# Watercooler Forum



## Nick (Apr 23, 2002)

Where/how can a list of 'Watercooler' members be found/created (and sorted)?


----------



## Laverne (Feb 17, 2005)

_The 'Shadow' knows...._

In the forum index and also the on subscription page, we are referred to as 'Club Members'. 

IFAIK, Chris is the only one who has the list. He could tell you, but then he'd have to kill you. 

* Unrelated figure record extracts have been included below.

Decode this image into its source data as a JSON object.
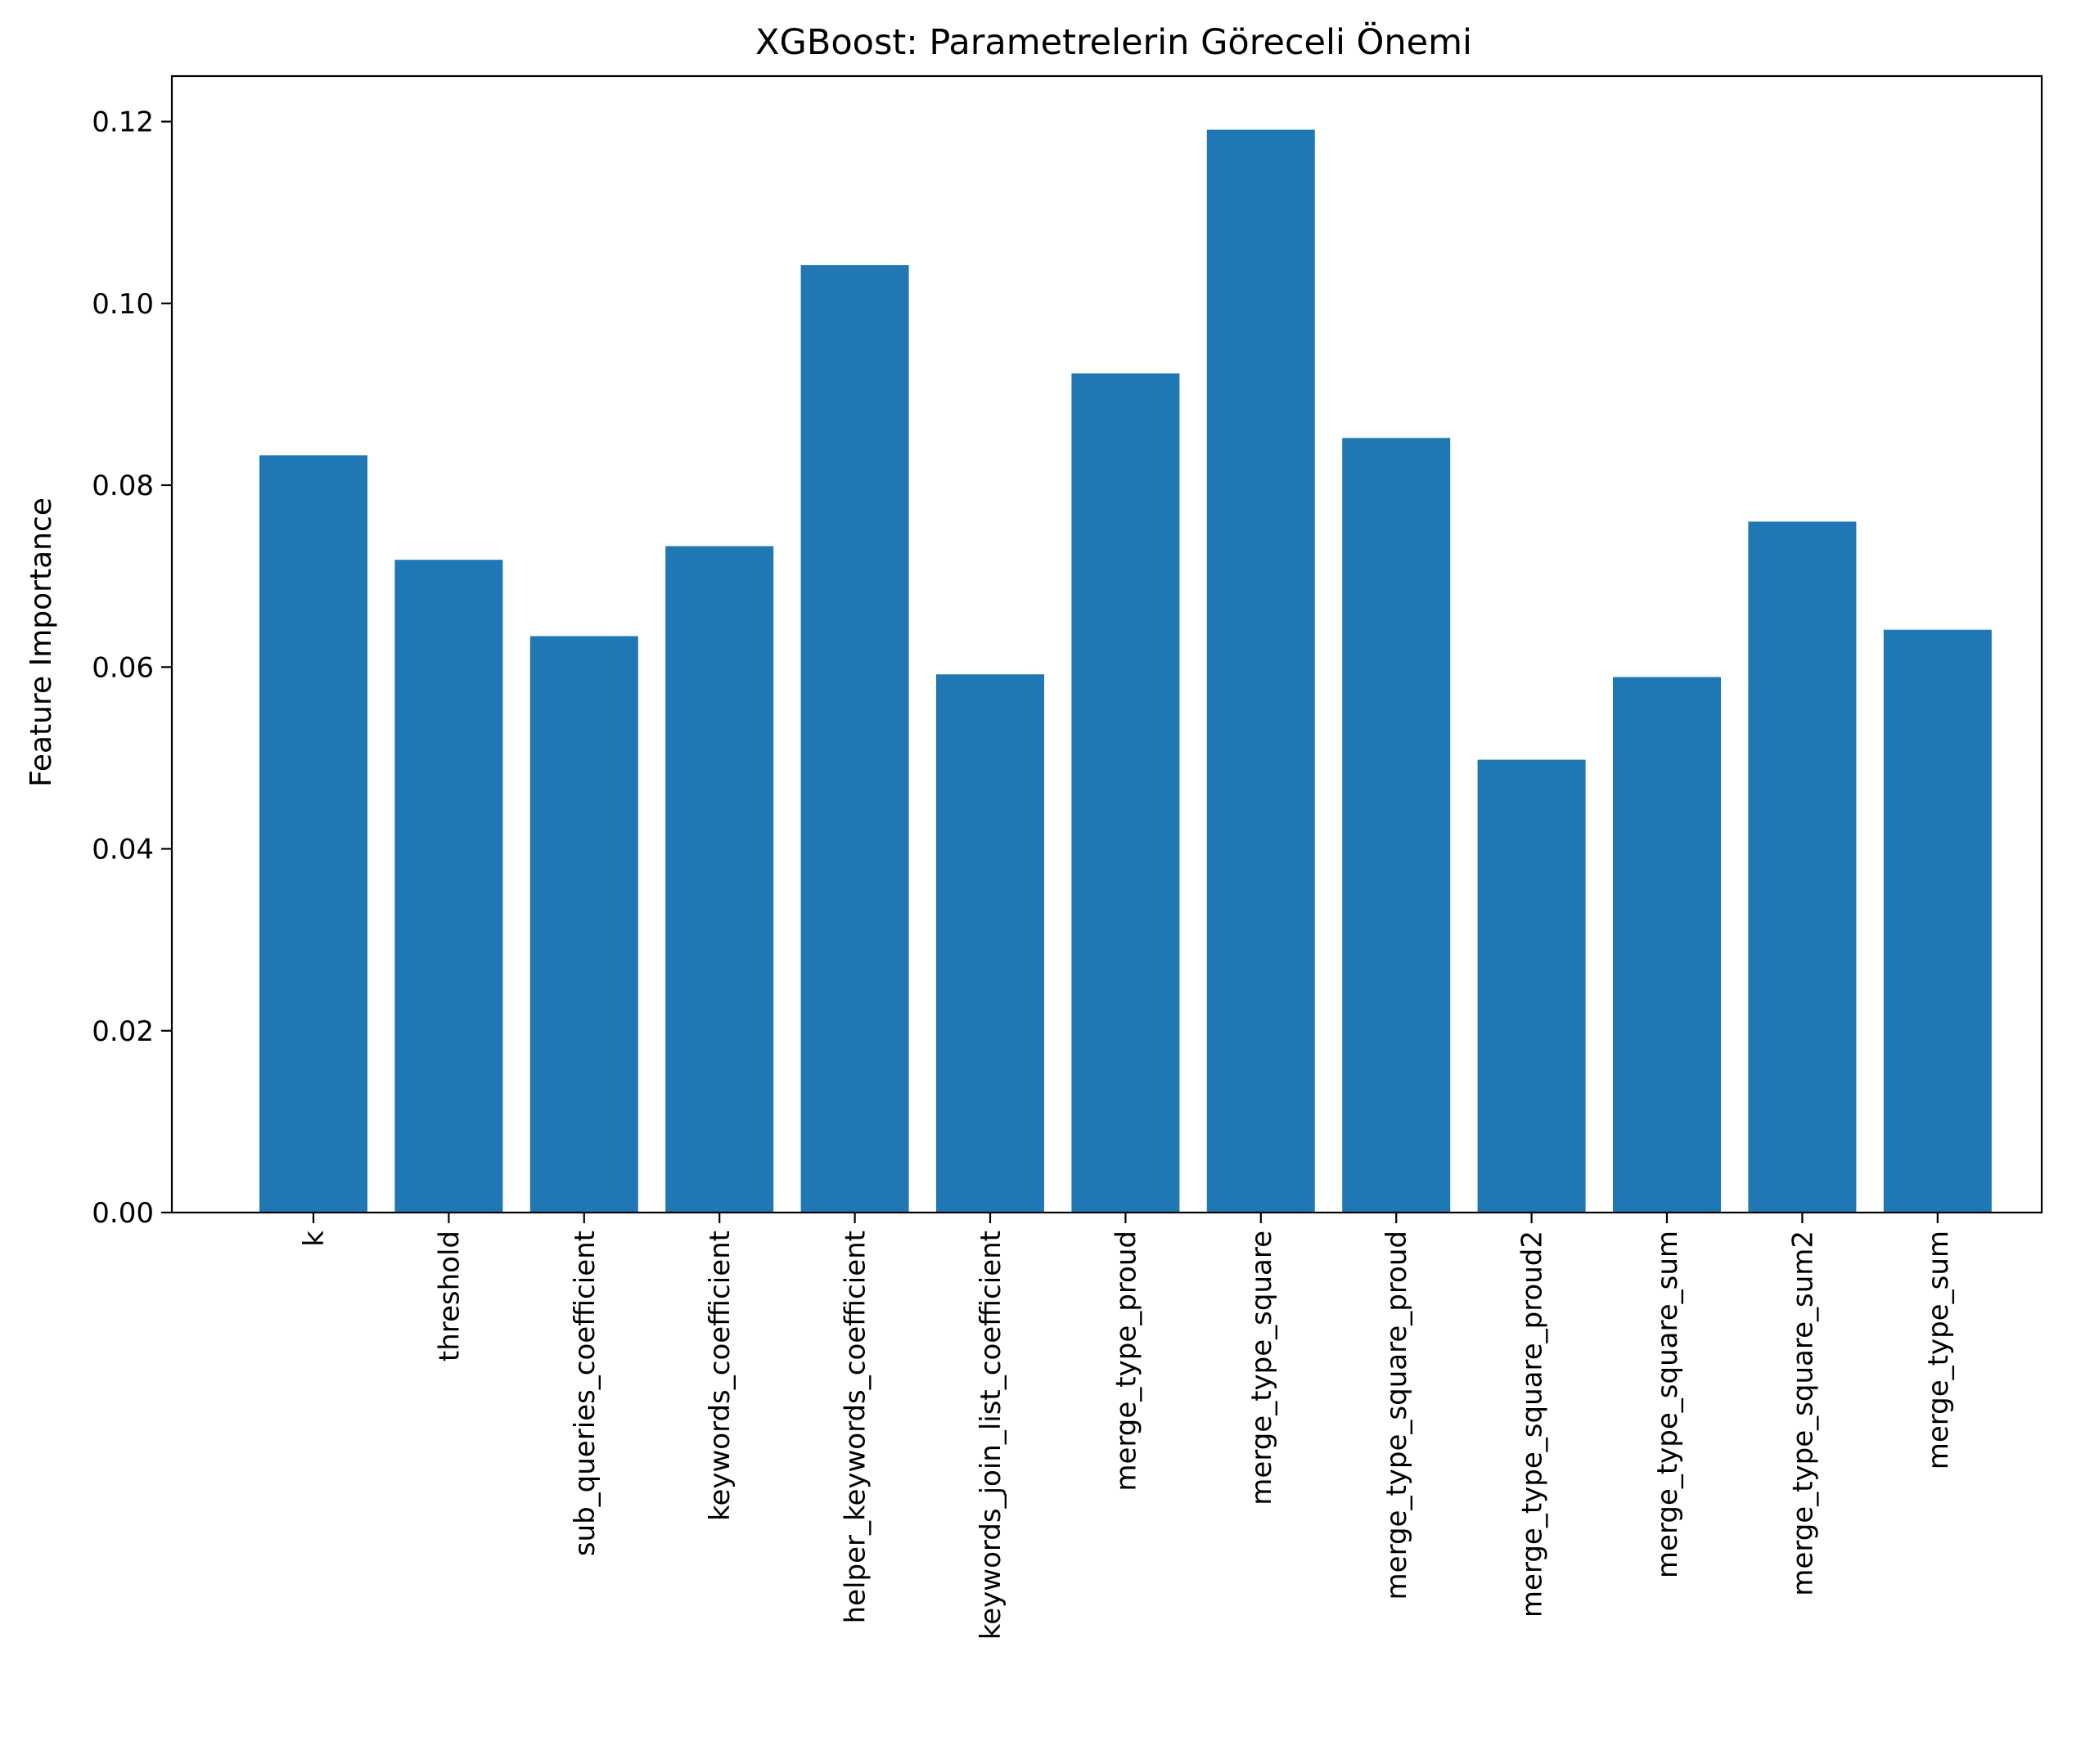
{
  "chart_data": {
    "type": "bar",
    "title": "XGBoost: Parametrelerin Göreceli Önemi",
    "xlabel": "",
    "ylabel": "Feature Importance",
    "ylim": [
      0,
      0.125
    ],
    "yticks": [
      0,
      0.02,
      0.04,
      0.06,
      0.08,
      0.1,
      0.12
    ],
    "ytick_labels": [
      "0.00",
      "0.02",
      "0.04",
      "0.06",
      "0.08",
      "0.10",
      "0.12"
    ],
    "categories": [
      "k",
      "threshold",
      "sub_queries_coefficient",
      "keywords_coefficient",
      "helper_keywords_coefficient",
      "keywords_join_list_coefficient",
      "merge_type_proud",
      "merge_type_square",
      "merge_type_square_proud",
      "merge_type_square_proud2",
      "merge_type_square_sum",
      "merge_type_square_sum2",
      "merge_type_sum"
    ],
    "values": [
      0.0833,
      0.0718,
      0.0634,
      0.0733,
      0.1042,
      0.0592,
      0.0923,
      0.1191,
      0.0852,
      0.0498,
      0.0589,
      0.076,
      0.0641
    ],
    "grid": false,
    "bar_color": "#1f77b4",
    "x_tick_rotation": "vertical"
  }
}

Personally, I don't see a need for the actual list to be made public, but then that's just my $.02. :grin:


----------



## Nick (Apr 23, 2002)

Laverne said:


> _The 'Shadow' knows...._


_"What evil lurks in the hearts of men...?"_



> Personally, I don't see a need for the actual list to be made public, but then that's just my $.02. :grin:


Of course I agree, but I was thinking it would be nice for it (a list) to be available in some form to club members...


----------



## Laverne (Feb 17, 2005)

Nick said:


> _"What evil lurks in the hearts of men...?"_


My dad used to always say: "What evil lurks in the heart of a city traffic engineer..?"
(And having several engineers in our midst, I thought you guys might find that amusing! )

But I digress.

:backtotop


----------



## Chris Blount (Jun 22, 2001)

To put it simply, there are some privacy issues that prevent us from publishing a list of club members. Sorry.


----------



## Nick (Apr 23, 2002)

Thanks, Chris. I'm taking this discussion to the watercooler...

http://www.dbstalk.com/showthread.php?t=56585

Thread can be closed.


----------